Broadband connectivity is definitely top-of-mind for IT Directors across school districts.
And one topic that the most-discussed right now in the broadband world is 5G.
While discussions on 5G have been occurring for awhile (check out the Kajeet blog, What is 5G and its Role in Education? for more), there are articles and reports coming out everyday about the official launch of 5G are everywhere.
Educators in technology face more and more questions about its potential impact on their schools, from on campus to off. But 3G is still used by millions of Americans, and 4G LTE provides the network speeds and coverage necessary to support today’s digital curriculum.

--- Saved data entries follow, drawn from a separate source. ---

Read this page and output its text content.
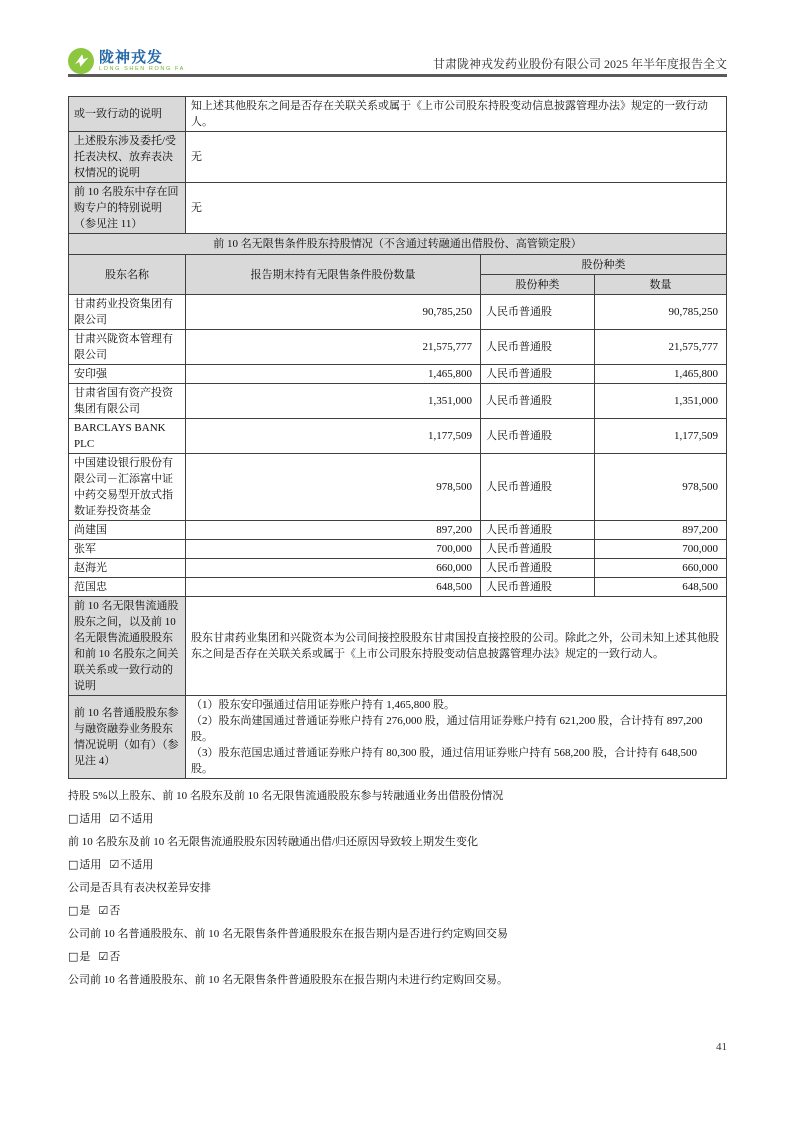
陇神戎发
LONG SHEN RONG FA	甘肃陇神戎发药业股份有限公司 2025 年半年度报告全文
或一致行动的说明	知上述其他股东之间是否存在关联关系或属于《上市公司股东持股变动信息披露管理办法》规定的一致行动人。		
上述股东涉及委托/受托表决权、放弃表决权情况的说明	无		
前 10 名股东中存在回购专户的特别说明（参见注 11）	无		
前 10 名无限售条件股东持股情况（不含通过转融通出借股份、高管锁定股）			
股东名称	报告期末持有无限售条件股份数量	股份种类	
		股份种类	数量
甘肃药业投资集团有限公司	90,785,250	人民币普通股	90,785,250
甘肃兴陇资本管理有限公司	21,575,777	人民币普通股	21,575,777
安印强	1,465,800	人民币普通股	1,465,800
甘肃省国有资产投资集团有限公司	1,351,000	人民币普通股	1,351,000
BARCLAYS BANK PLC	1,177,509	人民币普通股	1,177,509
中国建设银行股份有限公司－汇添富中证中药交易型开放式指数证券投资基金	978,500	人民币普通股	978,500
尚建国	897,200	人民币普通股	897,200
张军	700,000	人民币普通股	700,000
赵海光	660,000	人民币普通股	660,000
范国忠	648,500	人民币普通股	648,500
前 10 名无限售流通股股东之间，以及前 10 名无限售流通股股东和前 10 名股东之间关联关系或一致行动的说明	股东甘肃药业集团和兴陇资本为公司间接控股股东甘肃国投直接控股的公司。除此之外，公司未知上述其他股东之间是否存在关联关系或属于《上市公司股东持股变动信息披露管理办法》规定的一致行动人。		
前 10 名普通股股东参与融资融券业务股东情况说明（如有）（参见注 4）	（1）股东安印强通过信用证券账户持有 1,465,800 股。

（2）股东尚建国通过普通证券账户持有 276,000 股，通过信用证券账户持有 621,200 股，合计持有 897,200 股。

（3）股东范国忠通过普通证券账户持有 80,300 股，通过信用证券账户持有 568,200 股，合计持有 648,500 股。		

持股 5%以上股东、前 10 名股东及前 10 名无限售流通股股东参与转融通业务出借股份情况
□适用 ☑不适用
前 10 名股东及前 10 名无限售流通股股东因转融通出借/归还原因导致较上期发生变化
□适用 ☑不适用
公司是否具有表决权差异安排
□是 ☑否
公司前 10 名普通股股东、前 10 名无限售条件普通股股东在报告期内是否进行约定购回交易
□是 ☑否
公司前 10 名普通股股东、前 10 名无限售条件普通股股东在报告期内未进行约定购回交易。
41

What does 5G bring and how will it impact schools and districts?
A Brief History of Wireless Networks
To begin, the “G” means “generation”, and the number refers to which generation, therefore 5G is the fifth generation of wireless networks. A PC Mag video helps explain the different generations in terms of what it gave us:
1G: Sound (as in voice)
3G: Mobile Web
4G LTE: Made everything about 10 times faster.
The next generation, 5G, will give us “crazy high speeds” with around “1 millisecond of lag time”, says PC Mag.

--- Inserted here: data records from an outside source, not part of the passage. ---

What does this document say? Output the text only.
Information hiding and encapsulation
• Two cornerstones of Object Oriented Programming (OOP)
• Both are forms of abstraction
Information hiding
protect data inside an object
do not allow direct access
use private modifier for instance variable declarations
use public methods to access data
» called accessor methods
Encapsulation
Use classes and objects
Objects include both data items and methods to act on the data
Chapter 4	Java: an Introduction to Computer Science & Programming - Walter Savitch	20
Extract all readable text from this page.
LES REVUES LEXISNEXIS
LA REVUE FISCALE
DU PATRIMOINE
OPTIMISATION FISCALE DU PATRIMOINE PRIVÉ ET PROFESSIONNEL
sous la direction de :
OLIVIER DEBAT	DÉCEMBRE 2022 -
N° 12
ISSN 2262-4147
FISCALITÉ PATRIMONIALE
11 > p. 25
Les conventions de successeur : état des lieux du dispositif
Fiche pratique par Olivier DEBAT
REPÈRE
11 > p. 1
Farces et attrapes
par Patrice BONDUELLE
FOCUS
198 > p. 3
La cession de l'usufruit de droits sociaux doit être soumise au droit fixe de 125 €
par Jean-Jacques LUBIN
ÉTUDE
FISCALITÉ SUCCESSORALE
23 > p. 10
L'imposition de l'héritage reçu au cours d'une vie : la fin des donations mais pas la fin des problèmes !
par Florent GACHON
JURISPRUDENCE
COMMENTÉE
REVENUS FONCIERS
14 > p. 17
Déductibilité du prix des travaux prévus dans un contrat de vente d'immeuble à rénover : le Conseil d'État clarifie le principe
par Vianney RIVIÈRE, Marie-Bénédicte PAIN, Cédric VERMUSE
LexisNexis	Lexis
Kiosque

But what does that mean for the generations we still hear about today, such as 3G and 4G?
3G is Being Decommissioned
As a consumer, or even as you look for Internet access for your students, 3G is rarely mentioned, but it’s not gone just yet.

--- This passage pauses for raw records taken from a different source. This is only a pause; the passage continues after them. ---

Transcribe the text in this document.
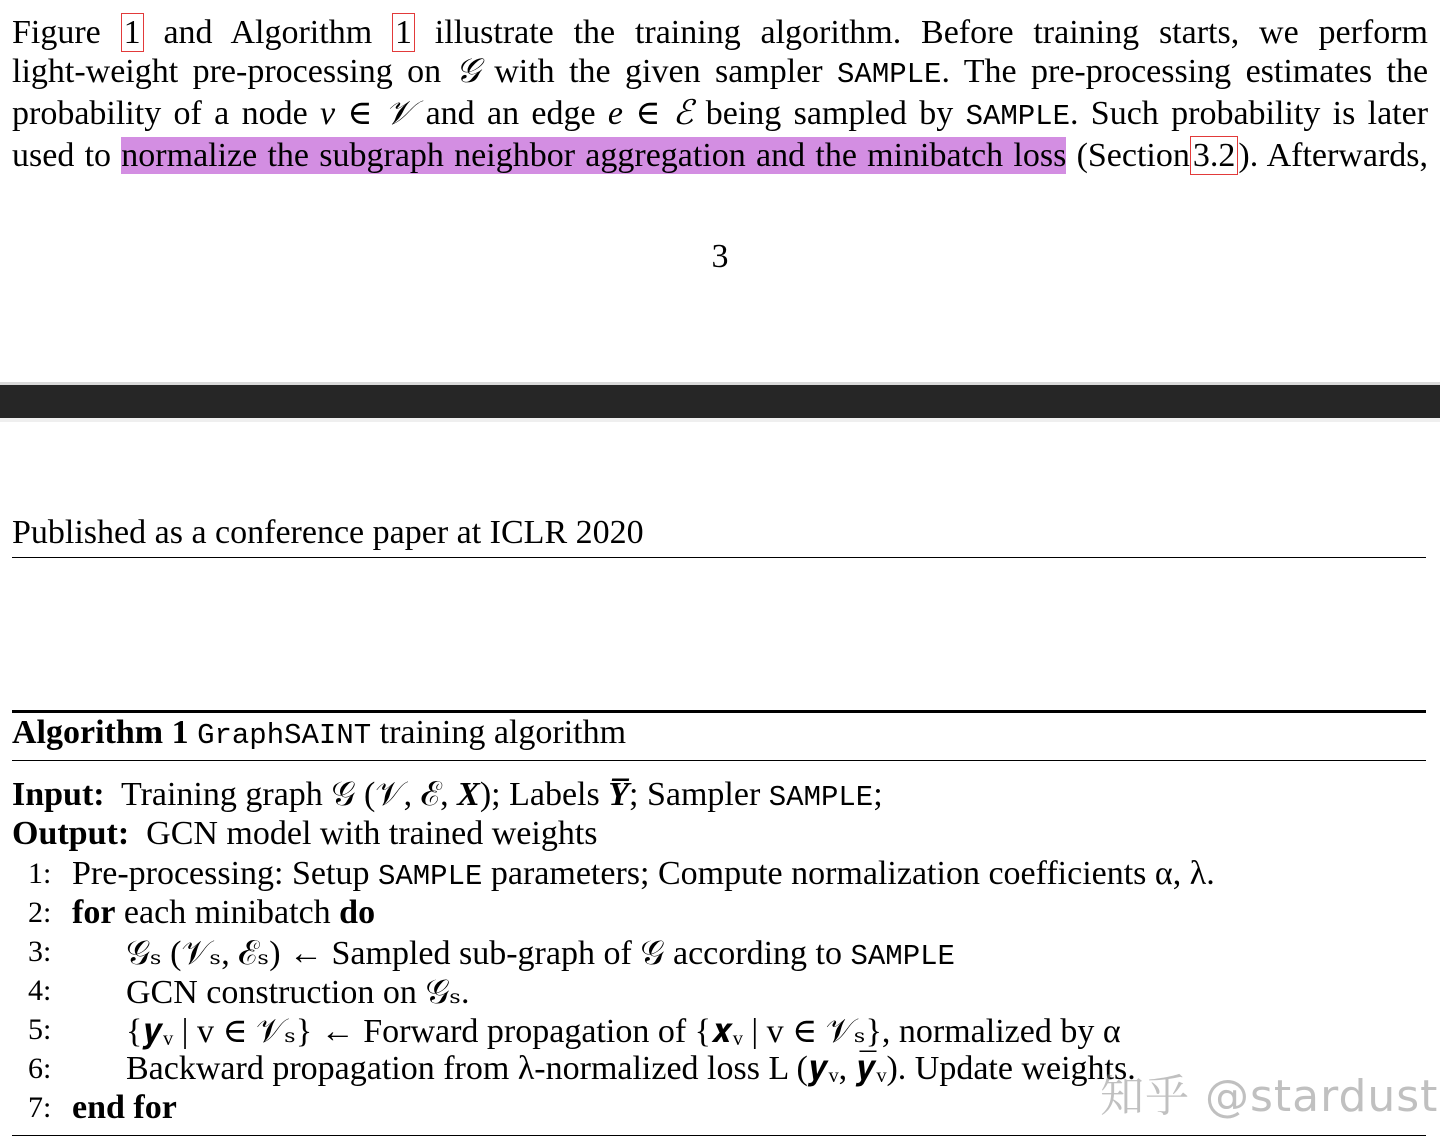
Figure 1 and Algorithm 1 illustrate the training algorithm. Before training starts, we perform
light-weight pre-processing on 𝒢 with the given sampler SAMPLE. The pre-processing estimates the
probability of a node v ∈ 𝒱 and an edge e ∈ ℰ being sampled by SAMPLE. Such probability is later
used to normalize the subgraph neighbor aggregation and the minibatch loss (Section3.2). Afterwards,
3
Published as a conference paper at ICLR 2020
Algorithm 1 GraphSAINT training algorithm
Input: Training graph 𝒢 (𝒱, ℰ, X); Labels Y̅; Sampler SAMPLE;
Output: GCN model with trained weights
1: Pre-processing: Setup SAMPLE parameters; Compute normalization coefficients α, λ.
2: for each minibatch do
3: 𝒢ₛ (𝒱ₛ, ℰₛ) ← Sampled sub-graph of 𝒢 according to SAMPLE
4: GCN construction on 𝒢ₛ.
5: {𝒚ᵥ | v ∈ 𝒱ₛ} ← Forward propagation of {𝒙ᵥ | v ∈ 𝒱ₛ}, normalized by α
6: Backward propagation from λ-normalized loss L (𝒚ᵥ, 𝒚̅ᵥ). Update weights.
7: end for	知乎 @stardust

Most network shutdowns for 3G are not slated until 2021 or 2022 as the carriers work to phase customers out from 3G and into newer networks. Beginning just next year, carriers will no longer allow new 3G activations on their networks. For example, Verizon Wireless posted an announcement on the 3G network activation retirement, encouraging customers to move to 4G by the end of 2019.
What does this mean for K-12 education?
For any students who access the Internet through Wi-Fi hotspots, those devices will need to be updated to 4G LTE, but there’s still time. If you provide 3G devices to your students, you need to act quickly to replace and upgrade before they become expensive paperweights.
4G, or the fourth generation of cellular network technology, brought us faster speeds through different phases, not in just one leap.
2016: 4G LTE
2017-18: 4G LTE Advanced
2019-20: Gigabit LTE
Not everyone has heard about Gigabit LTE, but it’s still the precursor to 5G in terms of availability and speed. CNetdefines Gigabit LTE as:
Gigabit LTE is an advanced form of LTE, the 4G wireless technology that the cellular carriers use to connect mobile devices… Gigabit LTE is named so because the connection speed peaks at 1 gigabit per second, or the same speed that Google Fiber offers its landline-based internet connection. In other words, really, really fast.
Needless to say, even before 5G gets here, 4G will continue to advance and perform at speeds previously unheard of. Before schools or districts start thinking it’s time to move away from 4G, it’s not going away anytime soon.
5G is on the Horizon
As you’ve seen from the commercials, the carriers are in a race to be the leading provider of 5G. Actual delivery timeframes are expected in the near future:
2018-19: Fixed 5G
2019-21: Mobile 5G
By 2025, North America is estimated to be at nearly 50 percent adoption of 5G, according to a recent GSMA report (GSMA represents the interests of mobile operators worldwide, and also hosts the Mobile World Congress annually). Canada is expected to launch 5G in 2020 as well.
5G uses the millimeter wave portion of the spectrum, between 30 GHz and 300 GHz. The signal covers smaller areas than 4G, and has trouble moving through solid objects, like buildings and trees. However, it covers distances with much greater speed and capacity. So, instead of a central 4G cell tower, with 5G, wireless carriers will have to install a much greater density of smaller, portable towers to carry signals.
While 5G is expected to be even faster than 4G LTE, it requires much more infrastructure in the form of tiny towers to provide cellular service. These 5G towers will take time to build and will initially take place in dense, urban areas.
If your school or district is in an urban area, you may experience 5G network speeds sooner. If your school or district is in a rural area, you may be waiting a few more years.
There are plans to help increase rural broadband access. FCC Commissioner Jessica Rosenworcel is hoping to auction off 2.5 GHz airwaves to help rural communities receive 5G speeds too, reports FierceWireless.
As 5G takes shape, it may cost more than existing 4G service, especially as the latest and greatest advancement. And as the 2019 SETDA report showed, the primary barrier to students not having Wi-Fi at home is cost, especially for students from low-income households.
Unless costs go down, not every family will be able to afford Internet at home for their students.
Networks will continue to evolve and Kajeet is there every step of the way to ensure we continue to help schools and districts across North American close the Homework Gap for the millions of students that lack Internet access at home. From on-campus Internet access to the school bus to home, Kajeet will continue to provide the Internet access educators need to power their mobility programs.